Margo Jefferson
Margo Jefferson is the author and the main character in this memoir. Jefferson is a Pulitzer Prize winner for Criticism. She has written for The New York Times as well as a number of periodicals. This is her second autobiography, a follow-up to her critically acclaimed 2015 effort, Negroland: A Memoir.
In this unusually constructed memoir, Jefferson deconstructs her own identity and rebuilds it through an examination of major figures in entertainment. This is especially true of jazz music from the mid-20th century. Her primary literary role as social critic is adapted to analyze these influences from the inside-out.
Jefferson is an African American woman and as a result her autobiographical insight and historical reassessment is viewed through the lens of both racism and sexism. Her background fuses her academic approach with the unpredictability of free-form jazz so that the actual written content of this book easily moves from analytic formality to unexpected direct address to the reader.
Willa Cather
Like the author, Willa Cather is also a Pulitzer Prize winner, having collected the award for fiction in 1923 for her novel, One of Ours. Jefferson's career as a critic originated as a book reviewer for the Times in 1993. In this memoir, Jefferson's reconstitution of herself begins with a straightforward academic analysis of Cather's 1915 novel, The Song of the Lark.
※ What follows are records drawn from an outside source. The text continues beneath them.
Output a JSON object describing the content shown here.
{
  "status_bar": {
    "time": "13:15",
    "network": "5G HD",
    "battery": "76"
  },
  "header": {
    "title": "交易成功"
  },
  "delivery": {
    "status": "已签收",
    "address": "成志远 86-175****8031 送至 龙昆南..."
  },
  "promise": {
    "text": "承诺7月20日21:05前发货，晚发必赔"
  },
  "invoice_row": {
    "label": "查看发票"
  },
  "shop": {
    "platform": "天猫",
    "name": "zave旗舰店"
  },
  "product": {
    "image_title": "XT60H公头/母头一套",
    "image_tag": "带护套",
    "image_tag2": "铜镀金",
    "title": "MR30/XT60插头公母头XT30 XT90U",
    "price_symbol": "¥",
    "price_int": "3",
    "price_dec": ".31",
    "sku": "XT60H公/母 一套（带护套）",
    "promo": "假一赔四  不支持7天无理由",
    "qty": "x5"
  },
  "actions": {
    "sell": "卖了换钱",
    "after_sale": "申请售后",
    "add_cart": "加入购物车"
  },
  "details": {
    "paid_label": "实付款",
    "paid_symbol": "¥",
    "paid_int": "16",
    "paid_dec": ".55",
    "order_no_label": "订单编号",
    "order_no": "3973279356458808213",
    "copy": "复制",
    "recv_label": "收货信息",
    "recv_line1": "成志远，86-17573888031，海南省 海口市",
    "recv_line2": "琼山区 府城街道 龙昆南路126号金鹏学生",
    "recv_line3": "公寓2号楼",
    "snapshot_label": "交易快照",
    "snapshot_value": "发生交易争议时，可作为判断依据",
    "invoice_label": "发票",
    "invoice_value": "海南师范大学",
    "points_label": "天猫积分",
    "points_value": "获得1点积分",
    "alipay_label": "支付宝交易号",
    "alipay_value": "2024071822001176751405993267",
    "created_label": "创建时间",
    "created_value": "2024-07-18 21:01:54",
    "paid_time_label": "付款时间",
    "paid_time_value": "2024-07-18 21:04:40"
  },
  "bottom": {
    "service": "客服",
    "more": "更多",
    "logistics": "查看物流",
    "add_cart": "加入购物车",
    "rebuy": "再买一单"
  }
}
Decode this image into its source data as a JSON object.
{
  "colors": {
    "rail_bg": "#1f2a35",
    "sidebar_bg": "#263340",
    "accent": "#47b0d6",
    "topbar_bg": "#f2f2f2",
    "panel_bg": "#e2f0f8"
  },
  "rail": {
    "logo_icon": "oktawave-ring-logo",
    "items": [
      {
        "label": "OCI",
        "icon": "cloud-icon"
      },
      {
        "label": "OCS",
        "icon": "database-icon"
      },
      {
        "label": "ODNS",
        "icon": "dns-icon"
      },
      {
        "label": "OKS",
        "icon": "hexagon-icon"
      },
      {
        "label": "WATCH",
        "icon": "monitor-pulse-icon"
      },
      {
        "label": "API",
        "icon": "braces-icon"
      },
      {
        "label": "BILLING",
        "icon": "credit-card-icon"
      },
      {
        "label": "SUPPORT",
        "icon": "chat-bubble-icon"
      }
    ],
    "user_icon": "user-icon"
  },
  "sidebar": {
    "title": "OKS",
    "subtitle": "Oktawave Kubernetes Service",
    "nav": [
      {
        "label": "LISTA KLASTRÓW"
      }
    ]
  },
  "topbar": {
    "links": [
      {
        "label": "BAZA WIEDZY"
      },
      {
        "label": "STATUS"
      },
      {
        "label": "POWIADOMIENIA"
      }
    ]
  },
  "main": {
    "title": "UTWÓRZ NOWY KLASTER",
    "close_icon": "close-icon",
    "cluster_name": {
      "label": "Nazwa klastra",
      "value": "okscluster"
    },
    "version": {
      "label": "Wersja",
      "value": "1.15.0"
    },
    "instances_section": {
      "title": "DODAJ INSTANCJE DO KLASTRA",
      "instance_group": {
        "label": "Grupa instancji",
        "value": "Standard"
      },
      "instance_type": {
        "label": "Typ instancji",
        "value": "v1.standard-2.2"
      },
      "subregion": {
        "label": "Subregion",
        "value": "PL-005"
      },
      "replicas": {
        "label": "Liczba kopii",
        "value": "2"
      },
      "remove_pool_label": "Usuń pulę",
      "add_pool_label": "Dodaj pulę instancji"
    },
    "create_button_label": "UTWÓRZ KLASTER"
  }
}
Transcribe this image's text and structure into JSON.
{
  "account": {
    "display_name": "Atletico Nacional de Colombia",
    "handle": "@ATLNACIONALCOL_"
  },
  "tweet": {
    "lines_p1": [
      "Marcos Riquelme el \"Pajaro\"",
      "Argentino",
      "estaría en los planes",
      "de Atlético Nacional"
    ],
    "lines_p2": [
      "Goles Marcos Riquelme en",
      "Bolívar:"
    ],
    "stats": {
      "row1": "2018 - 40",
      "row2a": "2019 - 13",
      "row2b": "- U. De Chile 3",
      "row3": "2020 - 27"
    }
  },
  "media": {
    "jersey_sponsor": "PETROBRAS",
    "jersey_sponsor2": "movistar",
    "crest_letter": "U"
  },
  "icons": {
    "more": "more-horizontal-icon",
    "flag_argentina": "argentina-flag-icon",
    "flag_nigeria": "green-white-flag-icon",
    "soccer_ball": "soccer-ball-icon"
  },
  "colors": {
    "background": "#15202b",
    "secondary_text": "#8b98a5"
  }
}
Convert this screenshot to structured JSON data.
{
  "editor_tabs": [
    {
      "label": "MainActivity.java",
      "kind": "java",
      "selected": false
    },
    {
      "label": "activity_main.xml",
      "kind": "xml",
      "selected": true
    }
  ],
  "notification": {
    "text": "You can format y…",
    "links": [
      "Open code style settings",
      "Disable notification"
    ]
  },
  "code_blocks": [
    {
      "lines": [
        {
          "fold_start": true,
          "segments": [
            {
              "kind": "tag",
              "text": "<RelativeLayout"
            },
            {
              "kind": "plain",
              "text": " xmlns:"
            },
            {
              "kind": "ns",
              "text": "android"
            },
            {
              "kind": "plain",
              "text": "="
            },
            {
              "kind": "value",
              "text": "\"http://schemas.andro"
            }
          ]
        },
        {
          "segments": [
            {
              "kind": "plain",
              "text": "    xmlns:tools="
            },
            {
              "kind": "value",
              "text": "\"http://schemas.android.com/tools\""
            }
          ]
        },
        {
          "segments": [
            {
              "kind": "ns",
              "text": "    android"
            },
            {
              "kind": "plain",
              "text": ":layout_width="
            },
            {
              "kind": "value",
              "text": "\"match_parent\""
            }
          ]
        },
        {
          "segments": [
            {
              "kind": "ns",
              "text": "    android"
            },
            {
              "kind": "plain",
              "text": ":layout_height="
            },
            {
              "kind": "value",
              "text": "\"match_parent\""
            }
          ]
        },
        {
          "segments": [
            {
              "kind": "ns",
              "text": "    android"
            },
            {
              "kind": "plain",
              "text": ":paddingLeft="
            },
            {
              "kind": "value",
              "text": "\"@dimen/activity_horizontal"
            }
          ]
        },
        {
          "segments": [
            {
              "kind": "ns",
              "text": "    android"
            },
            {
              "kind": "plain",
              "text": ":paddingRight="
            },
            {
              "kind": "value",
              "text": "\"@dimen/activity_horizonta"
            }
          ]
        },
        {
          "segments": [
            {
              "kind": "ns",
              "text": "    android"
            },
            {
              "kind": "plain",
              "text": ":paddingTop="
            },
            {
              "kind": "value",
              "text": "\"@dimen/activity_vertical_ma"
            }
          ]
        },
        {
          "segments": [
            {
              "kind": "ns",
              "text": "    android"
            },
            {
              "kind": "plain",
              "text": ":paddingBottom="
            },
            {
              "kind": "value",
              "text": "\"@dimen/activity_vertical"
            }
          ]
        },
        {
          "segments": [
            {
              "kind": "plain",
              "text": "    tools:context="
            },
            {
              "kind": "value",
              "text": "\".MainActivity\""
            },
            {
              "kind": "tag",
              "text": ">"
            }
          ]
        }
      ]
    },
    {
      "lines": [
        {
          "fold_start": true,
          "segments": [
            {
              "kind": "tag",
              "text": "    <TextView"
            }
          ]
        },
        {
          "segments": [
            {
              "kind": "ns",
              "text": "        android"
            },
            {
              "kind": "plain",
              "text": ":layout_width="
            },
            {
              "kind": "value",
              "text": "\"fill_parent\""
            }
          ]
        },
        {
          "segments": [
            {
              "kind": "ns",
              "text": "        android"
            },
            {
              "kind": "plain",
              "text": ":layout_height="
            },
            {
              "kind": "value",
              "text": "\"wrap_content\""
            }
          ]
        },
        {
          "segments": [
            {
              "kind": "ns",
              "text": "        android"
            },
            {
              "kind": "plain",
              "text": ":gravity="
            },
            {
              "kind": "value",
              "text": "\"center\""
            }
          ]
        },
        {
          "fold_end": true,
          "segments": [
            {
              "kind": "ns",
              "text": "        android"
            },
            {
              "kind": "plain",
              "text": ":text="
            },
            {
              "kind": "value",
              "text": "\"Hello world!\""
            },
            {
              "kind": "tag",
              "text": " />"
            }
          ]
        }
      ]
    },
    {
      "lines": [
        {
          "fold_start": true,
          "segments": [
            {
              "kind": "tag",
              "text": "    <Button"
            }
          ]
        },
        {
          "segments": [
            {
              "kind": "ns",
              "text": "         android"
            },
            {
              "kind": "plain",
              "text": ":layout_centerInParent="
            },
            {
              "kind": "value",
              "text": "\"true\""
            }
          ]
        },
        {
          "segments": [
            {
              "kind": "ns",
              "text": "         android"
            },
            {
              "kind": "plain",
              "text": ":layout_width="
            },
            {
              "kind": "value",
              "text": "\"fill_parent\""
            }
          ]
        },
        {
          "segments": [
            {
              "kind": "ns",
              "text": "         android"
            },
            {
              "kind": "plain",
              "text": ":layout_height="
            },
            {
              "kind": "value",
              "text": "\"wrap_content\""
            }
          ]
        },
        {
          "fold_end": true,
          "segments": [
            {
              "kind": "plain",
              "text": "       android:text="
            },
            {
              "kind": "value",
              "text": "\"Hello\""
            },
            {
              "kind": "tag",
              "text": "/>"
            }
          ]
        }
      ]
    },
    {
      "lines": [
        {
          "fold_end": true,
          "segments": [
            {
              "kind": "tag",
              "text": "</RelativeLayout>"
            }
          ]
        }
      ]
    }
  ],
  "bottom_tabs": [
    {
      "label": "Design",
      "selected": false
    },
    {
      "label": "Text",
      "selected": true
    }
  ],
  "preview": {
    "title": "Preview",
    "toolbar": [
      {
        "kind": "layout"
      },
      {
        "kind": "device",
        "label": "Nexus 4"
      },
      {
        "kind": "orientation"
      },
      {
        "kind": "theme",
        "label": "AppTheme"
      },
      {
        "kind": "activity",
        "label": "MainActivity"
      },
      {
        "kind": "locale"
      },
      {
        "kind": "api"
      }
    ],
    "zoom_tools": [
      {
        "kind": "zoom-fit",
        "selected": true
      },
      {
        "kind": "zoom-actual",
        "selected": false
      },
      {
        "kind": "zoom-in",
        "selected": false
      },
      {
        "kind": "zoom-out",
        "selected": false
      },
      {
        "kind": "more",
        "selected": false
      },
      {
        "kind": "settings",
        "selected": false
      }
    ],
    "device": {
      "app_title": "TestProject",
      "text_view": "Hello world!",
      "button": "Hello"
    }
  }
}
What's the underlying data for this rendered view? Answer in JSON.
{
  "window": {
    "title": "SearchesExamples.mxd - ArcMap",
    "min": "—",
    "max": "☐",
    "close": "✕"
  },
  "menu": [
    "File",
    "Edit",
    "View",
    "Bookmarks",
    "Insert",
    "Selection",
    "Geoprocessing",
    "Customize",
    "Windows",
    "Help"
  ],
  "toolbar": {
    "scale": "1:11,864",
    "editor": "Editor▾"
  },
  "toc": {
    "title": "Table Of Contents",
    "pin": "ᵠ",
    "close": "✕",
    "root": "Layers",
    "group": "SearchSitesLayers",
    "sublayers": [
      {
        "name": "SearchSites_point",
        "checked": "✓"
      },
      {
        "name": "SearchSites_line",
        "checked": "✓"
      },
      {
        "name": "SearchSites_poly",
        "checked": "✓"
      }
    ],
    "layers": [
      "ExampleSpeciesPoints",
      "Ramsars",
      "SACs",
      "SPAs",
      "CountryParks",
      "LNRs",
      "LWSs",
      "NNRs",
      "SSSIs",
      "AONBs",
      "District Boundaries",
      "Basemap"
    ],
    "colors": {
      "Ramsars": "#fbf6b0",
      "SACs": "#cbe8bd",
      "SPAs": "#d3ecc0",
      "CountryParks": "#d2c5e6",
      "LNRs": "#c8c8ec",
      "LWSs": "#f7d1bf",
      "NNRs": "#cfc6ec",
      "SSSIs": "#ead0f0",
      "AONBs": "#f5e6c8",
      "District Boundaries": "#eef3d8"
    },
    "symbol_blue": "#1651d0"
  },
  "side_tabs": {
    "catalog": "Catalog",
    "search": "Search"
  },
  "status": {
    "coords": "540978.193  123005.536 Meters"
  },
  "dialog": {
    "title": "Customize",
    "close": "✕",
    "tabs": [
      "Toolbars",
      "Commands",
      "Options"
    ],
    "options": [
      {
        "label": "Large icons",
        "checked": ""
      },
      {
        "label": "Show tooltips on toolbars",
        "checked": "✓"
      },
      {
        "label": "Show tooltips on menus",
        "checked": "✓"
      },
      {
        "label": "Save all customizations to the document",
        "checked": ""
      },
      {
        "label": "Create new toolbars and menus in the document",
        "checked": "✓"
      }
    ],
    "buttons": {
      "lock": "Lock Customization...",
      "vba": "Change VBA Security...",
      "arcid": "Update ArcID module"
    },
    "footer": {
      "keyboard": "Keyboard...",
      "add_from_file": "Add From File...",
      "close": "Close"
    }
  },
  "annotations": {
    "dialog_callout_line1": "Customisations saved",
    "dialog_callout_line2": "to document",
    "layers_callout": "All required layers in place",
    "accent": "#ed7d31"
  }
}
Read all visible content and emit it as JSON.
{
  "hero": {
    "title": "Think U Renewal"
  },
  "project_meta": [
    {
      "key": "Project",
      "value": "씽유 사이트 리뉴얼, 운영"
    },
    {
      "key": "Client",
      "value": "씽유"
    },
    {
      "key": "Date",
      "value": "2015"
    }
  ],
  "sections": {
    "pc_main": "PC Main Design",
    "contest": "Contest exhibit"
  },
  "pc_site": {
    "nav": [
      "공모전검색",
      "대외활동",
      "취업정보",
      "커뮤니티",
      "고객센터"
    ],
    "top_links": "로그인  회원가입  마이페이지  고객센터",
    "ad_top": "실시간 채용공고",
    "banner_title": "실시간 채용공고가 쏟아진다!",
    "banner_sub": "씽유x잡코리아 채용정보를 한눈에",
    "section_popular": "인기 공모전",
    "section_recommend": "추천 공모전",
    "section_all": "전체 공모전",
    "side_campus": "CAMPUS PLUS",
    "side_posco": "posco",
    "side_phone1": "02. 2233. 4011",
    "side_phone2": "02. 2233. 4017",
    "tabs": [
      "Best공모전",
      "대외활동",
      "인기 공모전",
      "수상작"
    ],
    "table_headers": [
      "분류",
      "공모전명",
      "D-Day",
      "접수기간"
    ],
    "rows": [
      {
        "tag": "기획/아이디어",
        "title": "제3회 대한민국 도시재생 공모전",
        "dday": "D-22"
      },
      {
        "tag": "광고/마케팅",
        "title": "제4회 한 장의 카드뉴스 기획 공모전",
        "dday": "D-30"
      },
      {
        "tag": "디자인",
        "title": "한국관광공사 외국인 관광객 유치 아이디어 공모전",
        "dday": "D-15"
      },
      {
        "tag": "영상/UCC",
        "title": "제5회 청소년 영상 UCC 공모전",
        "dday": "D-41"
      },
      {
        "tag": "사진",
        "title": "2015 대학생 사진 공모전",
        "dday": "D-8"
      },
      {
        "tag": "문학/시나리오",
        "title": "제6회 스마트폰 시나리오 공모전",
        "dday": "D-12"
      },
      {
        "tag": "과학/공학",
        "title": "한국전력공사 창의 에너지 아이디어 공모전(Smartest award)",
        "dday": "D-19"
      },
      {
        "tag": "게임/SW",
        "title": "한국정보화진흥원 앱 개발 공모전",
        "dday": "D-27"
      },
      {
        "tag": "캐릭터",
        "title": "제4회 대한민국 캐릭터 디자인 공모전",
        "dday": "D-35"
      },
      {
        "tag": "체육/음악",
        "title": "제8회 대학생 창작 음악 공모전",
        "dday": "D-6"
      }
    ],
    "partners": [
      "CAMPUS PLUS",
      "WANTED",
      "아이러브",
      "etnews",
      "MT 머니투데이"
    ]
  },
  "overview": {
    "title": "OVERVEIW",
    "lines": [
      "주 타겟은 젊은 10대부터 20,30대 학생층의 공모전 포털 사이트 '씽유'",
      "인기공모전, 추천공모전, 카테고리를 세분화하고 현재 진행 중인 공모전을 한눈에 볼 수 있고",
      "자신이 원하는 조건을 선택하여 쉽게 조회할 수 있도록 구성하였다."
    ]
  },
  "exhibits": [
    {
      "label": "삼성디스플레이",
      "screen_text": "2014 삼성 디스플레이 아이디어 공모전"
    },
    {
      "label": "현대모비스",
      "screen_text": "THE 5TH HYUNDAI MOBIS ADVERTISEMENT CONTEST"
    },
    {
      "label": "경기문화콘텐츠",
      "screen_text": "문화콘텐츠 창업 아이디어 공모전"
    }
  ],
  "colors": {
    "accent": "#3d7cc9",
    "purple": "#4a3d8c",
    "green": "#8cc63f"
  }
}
Cather is presented as one of many white authors whose worldview influenced Jefferson during her youth. Cather's fiction which is most devoid of racial diversity is placed alongside Margaret Mitchell's Gone with the Wind as those American works presenting a whitewashed version of America. These works were among the dominant aesthetic creations influencing the ideological education of on both sides of the racial divide. It was only when Jefferson herself discovered literary feminism that she found interest in Cather's works, however.
It would actually be Cather's own career as a literary critic that fuels Jefferson's reassessment of her admiration for the author's fiction output. Jefferson's admiration for Cather's role in furthering feminism becomes more complicated by the later apprehension of what she terms "Cather's racialized aesthetic."
Ella Fitzgerald
Ella Fitzgerald is, of course, the legendary figure in American musical history known as the "First Lady of Song." As an African American woman who rose to become one of the seminal figures in the rise of jazz to mainstream prominence in America, Fitzgerald is a central influence upon the author.
Fitzgerald would go on to become notoriously full-figured at the height of her fame. Jefferson writes of how Fitzgerald's weight was referred to by others in insulting ways. This leads to Fitzgerald being viewed through the perspective of not just racism and sexism, but the particular corners of racism and sexism that focuses on physical appearance.
Fitzgerald—along with Louis Armstrong—also becomes the centerpiece for the memoir's assessment of how the jazz was transformed from its distinctly African American roots into a mainstream juggernaut by putting a white face on it. In this sense. Fitzgerald's legendary status is placed in juxtaposition to the superstardom of white male singer Bing Crosby. Although originally enjoyed and admired by the author, the later mature reassessment has her identifying Crosby as a minstrel man who gained his status by appropriating the purity of jazz embodied by figures like Fitzgerald and transforming it into "blackface" entertainment that white audiences found more appealing.